Députée Alidjanatou Saliou-Arêkpa, Bloc Républicain

 « …Ces chiffres racontent une histoire : celle d’un Etat qui choisit d’investir davantage dans les priorités nationales »

« La loi de finances rectificative n’est jamais un simple exercice comptable. C’est le moment où un Gouvernement confronte ses prévisions aux réalités, sans renoncer à ses ambitions. C’est aussi le moment où le Parlement apprécie non seulement la qualité des ajustements proposés, mais surtout la cohérence de la trajectoire nationale. La loi qui nous venons ne traduit pas un changement de cap. Il confirme une trajectoire et les chiffres en témoignent. Les ressources budgétaires augmentent de 90,16 milliards de FCFA, soit 3,4 %, tandis que les dépenses progressent de 158 milliards de FCFA, soit 5,2 %. Le déficit budgétaire est porté à 3,1 % du PIB, un niveau qui demeure compatible avec les exigences communautaires, pendant que notre pays maintient une prévision de croissance de 7,5 %, parmi les plus élevées de notre sous-région. Ces chiffres racontent une histoire : celle d’un État qui choisit d’investir davantage dans les priorités nationales : la protection sociale, l’agriculture, les infrastructures, la sécurité et la transformation économique.

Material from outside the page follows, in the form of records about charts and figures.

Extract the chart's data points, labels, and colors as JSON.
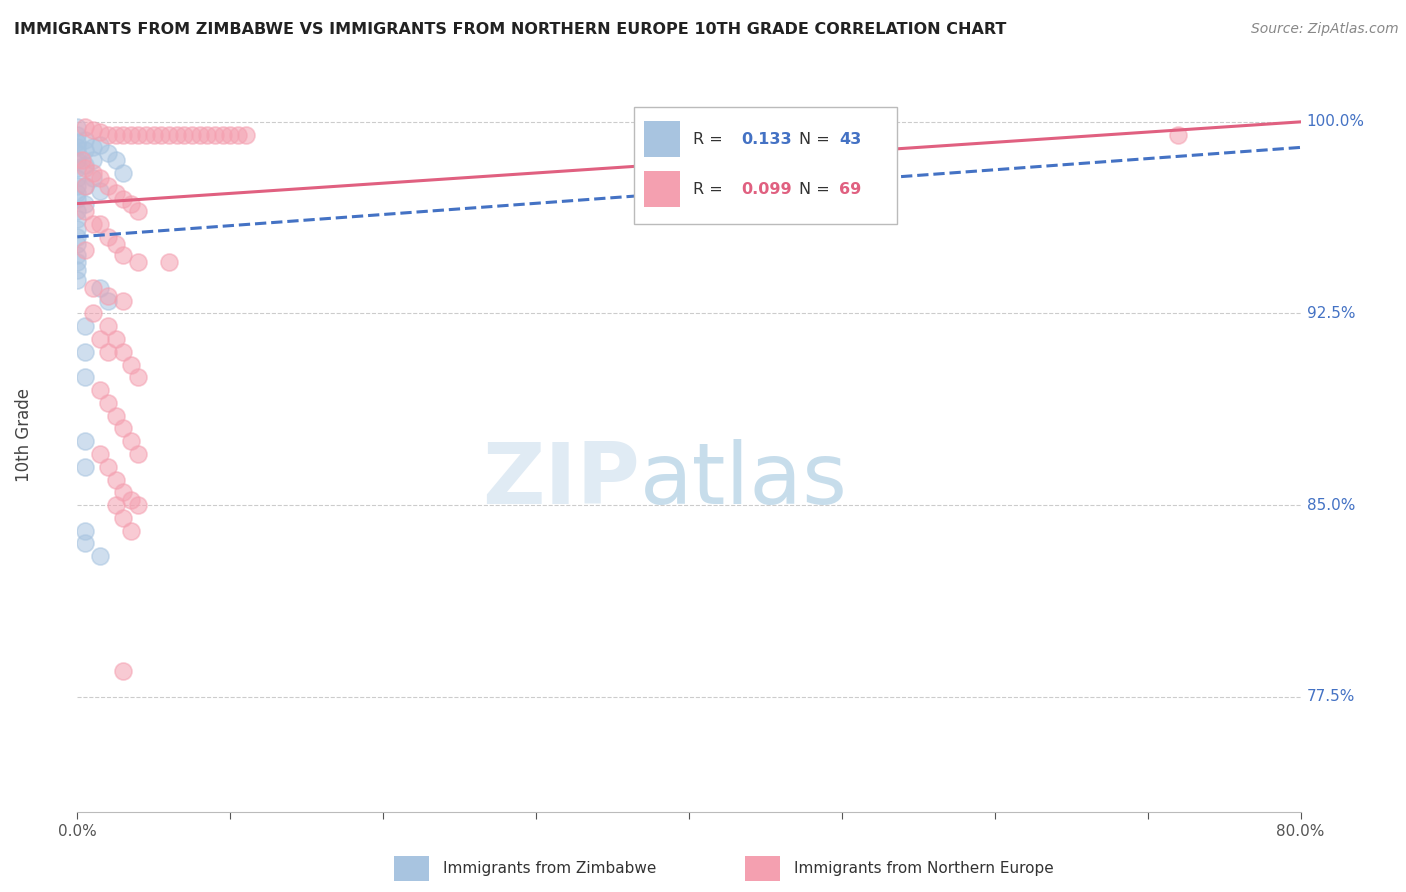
{
  "title": "IMMIGRANTS FROM ZIMBABWE VS IMMIGRANTS FROM NORTHERN EUROPE 10TH GRADE CORRELATION CHART",
  "source": "Source: ZipAtlas.com",
  "ylabel": "10th Grade",
  "y_ticks": [
    77.5,
    85.0,
    92.5,
    100.0
  ],
  "y_tick_labels": [
    "77.5%",
    "85.0%",
    "92.5%",
    "100.0%"
  ],
  "x_range": [
    0.0,
    80.0
  ],
  "y_range": [
    73.0,
    102.5
  ],
  "legend": {
    "blue_r": "0.133",
    "blue_n": "43",
    "pink_r": "0.099",
    "pink_n": "69"
  },
  "blue_color": "#a8c4e0",
  "blue_line_color": "#4472c4",
  "pink_color": "#f4a0b0",
  "pink_line_color": "#e06080",
  "blue_scatter": [
    [
      0.0,
      99.8
    ],
    [
      0.0,
      99.5
    ],
    [
      0.0,
      99.2
    ],
    [
      0.0,
      99.0
    ],
    [
      0.0,
      98.8
    ],
    [
      0.0,
      98.5
    ],
    [
      0.0,
      98.2
    ],
    [
      0.0,
      97.8
    ],
    [
      0.0,
      97.5
    ],
    [
      0.0,
      97.2
    ],
    [
      0.0,
      97.0
    ],
    [
      0.0,
      96.5
    ],
    [
      0.0,
      96.2
    ],
    [
      0.0,
      95.8
    ],
    [
      0.0,
      95.5
    ],
    [
      0.0,
      95.2
    ],
    [
      0.0,
      94.8
    ],
    [
      0.0,
      94.5
    ],
    [
      0.0,
      94.2
    ],
    [
      0.0,
      93.8
    ],
    [
      0.5,
      99.3
    ],
    [
      0.5,
      98.9
    ],
    [
      0.5,
      98.3
    ],
    [
      0.5,
      97.5
    ],
    [
      0.5,
      96.8
    ],
    [
      1.0,
      99.0
    ],
    [
      1.0,
      98.5
    ],
    [
      1.0,
      97.8
    ],
    [
      1.5,
      99.1
    ],
    [
      1.5,
      97.3
    ],
    [
      2.0,
      98.8
    ],
    [
      2.5,
      98.5
    ],
    [
      3.0,
      98.0
    ],
    [
      1.5,
      93.5
    ],
    [
      2.0,
      93.0
    ],
    [
      0.5,
      92.0
    ],
    [
      0.5,
      91.0
    ],
    [
      0.5,
      90.0
    ],
    [
      0.5,
      87.5
    ],
    [
      0.5,
      86.5
    ],
    [
      0.5,
      84.0
    ],
    [
      1.5,
      83.0
    ],
    [
      0.5,
      83.5
    ]
  ],
  "pink_scatter": [
    [
      0.5,
      99.8
    ],
    [
      1.0,
      99.7
    ],
    [
      1.5,
      99.6
    ],
    [
      2.0,
      99.5
    ],
    [
      2.5,
      99.5
    ],
    [
      3.0,
      99.5
    ],
    [
      3.5,
      99.5
    ],
    [
      4.0,
      99.5
    ],
    [
      4.5,
      99.5
    ],
    [
      5.0,
      99.5
    ],
    [
      5.5,
      99.5
    ],
    [
      6.0,
      99.5
    ],
    [
      6.5,
      99.5
    ],
    [
      7.0,
      99.5
    ],
    [
      7.5,
      99.5
    ],
    [
      8.0,
      99.5
    ],
    [
      8.5,
      99.5
    ],
    [
      9.0,
      99.5
    ],
    [
      9.5,
      99.5
    ],
    [
      10.0,
      99.5
    ],
    [
      10.5,
      99.5
    ],
    [
      11.0,
      99.5
    ],
    [
      72.0,
      99.5
    ],
    [
      0.3,
      98.5
    ],
    [
      0.5,
      98.2
    ],
    [
      1.0,
      98.0
    ],
    [
      1.5,
      97.8
    ],
    [
      2.0,
      97.5
    ],
    [
      2.5,
      97.2
    ],
    [
      3.0,
      97.0
    ],
    [
      3.5,
      96.8
    ],
    [
      4.0,
      96.5
    ],
    [
      1.5,
      96.0
    ],
    [
      2.0,
      95.5
    ],
    [
      2.5,
      95.2
    ],
    [
      3.0,
      94.8
    ],
    [
      4.0,
      94.5
    ],
    [
      6.0,
      94.5
    ],
    [
      1.0,
      93.5
    ],
    [
      2.0,
      93.2
    ],
    [
      1.0,
      92.5
    ],
    [
      2.0,
      92.0
    ],
    [
      2.5,
      91.5
    ],
    [
      3.0,
      91.0
    ],
    [
      3.5,
      90.5
    ],
    [
      4.0,
      90.0
    ],
    [
      1.5,
      91.5
    ],
    [
      2.0,
      91.0
    ],
    [
      1.5,
      89.5
    ],
    [
      2.0,
      89.0
    ],
    [
      2.5,
      88.5
    ],
    [
      3.0,
      88.0
    ],
    [
      3.5,
      87.5
    ],
    [
      4.0,
      87.0
    ],
    [
      1.5,
      87.0
    ],
    [
      2.0,
      86.5
    ],
    [
      2.5,
      86.0
    ],
    [
      3.0,
      85.5
    ],
    [
      3.5,
      85.2
    ],
    [
      4.0,
      85.0
    ],
    [
      0.5,
      96.5
    ],
    [
      1.0,
      96.0
    ],
    [
      3.0,
      93.0
    ],
    [
      2.5,
      85.0
    ],
    [
      3.0,
      84.5
    ],
    [
      3.5,
      84.0
    ],
    [
      3.0,
      78.5
    ],
    [
      0.5,
      97.5
    ],
    [
      0.5,
      95.0
    ]
  ],
  "blue_trend": [
    0.0,
    80.0,
    95.5,
    99.0
  ],
  "pink_trend": [
    0.0,
    80.0,
    96.8,
    100.0
  ]
}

Je voudrais également saluer le choix stratégique consistant à renforcer les recettes sans alourdir la pression fiscale sur les citoyens. L’élargissement de l’assiette fiscale à l’économie numérique, aux revenus issus des plateformes digitales et à certaines opérations internationales traduit une administration moderne, capable d’accompagner les mutations de notre économie. J’apprécie également le renforcement de la dématérialisation des procédures fiscales. Dans une économie numérique, la confiance passe aussi par une administration numérique. À cet égard, je me réjouis de l’amendement adopté par notre Commission visant à compléter l’article 517 du Code général des impôts afin de reconnaître pleinement les échanges électroniques des actes de procédure fiscale et de leur conférer la même valeur juridique que les documents papier. Cet amendement n’est pas une simple précision technique ; il consolide la sécurité juridique des contribuables tout en accélérant la modernisation de notre administration fiscale.

Au-delà des chiffres, je voudrais partager une conviction. Depuis une décennie, notre pays s’est progressivement imposé une véritable culture de la rigueur budgétaire. Cette discipline a constitué l’un des fondements de la gouvernance conduite sous la présidence du Président Patrice Talon. Elle a renforcé la crédibilité financière de notre pays, rassuré les investisseurs et créé les conditions d’une croissance durable. Je suis convaincue que cette même rigueur continuera de guider l’action publique sous le leadership du Président Romuald Wadagni. Il ne peut d’ailleurs en être autrement. Celui qui préside aujourd’hui aux destinées de notre Nation fut l’un des principaux architectes des profondes réformes qui ont modernisé nos finances publiques, renforcé la mobilisation des ressources intérieures et installé une culture de performance budgétaire aujourd’hui reconnue bien au-delà de nos frontières. Cette continuité est celle d’une vision. Une vision qui dépasse les échéances annuelles pour préparer le Bénin des prochaines décennies. C’est tout le sens de la Vision Bénin 2060, qui nous invite à inscrire chacune de nos décisions budgétaires dans une perspective de transformation durable. Un budget n’est pas seulement un document financier. Il est l’expression concrète d’un projet de société. Toutefois, un budget rectificatif ne se juge pas uniquement à la qualité de sa conception. Il se juge à la qualité de son exécution. Les crédits supplémentaires devront produire des résultats perceptibles pour nos populations : des infrastructures effectivement réalisées, des centres de santé fonctionnels, des mesures sociales rapidement mises en œuvre, des investissements équitablement répartis sur l’ensemble du territoire et une sécurité renforcée dans nos zones frontalières. Car la bonne gouvernance budgétaire ne consiste pas seulement à équilibrer les comptes de l’État. Elle consiste surtout à transformer chaque franc mobilisé en progrès concret pour les citoyens. C’est ainsi que se construit la confiance, et la confiance demeure aujourd’hui l’un des plus précieux actifs d’une Nation… ».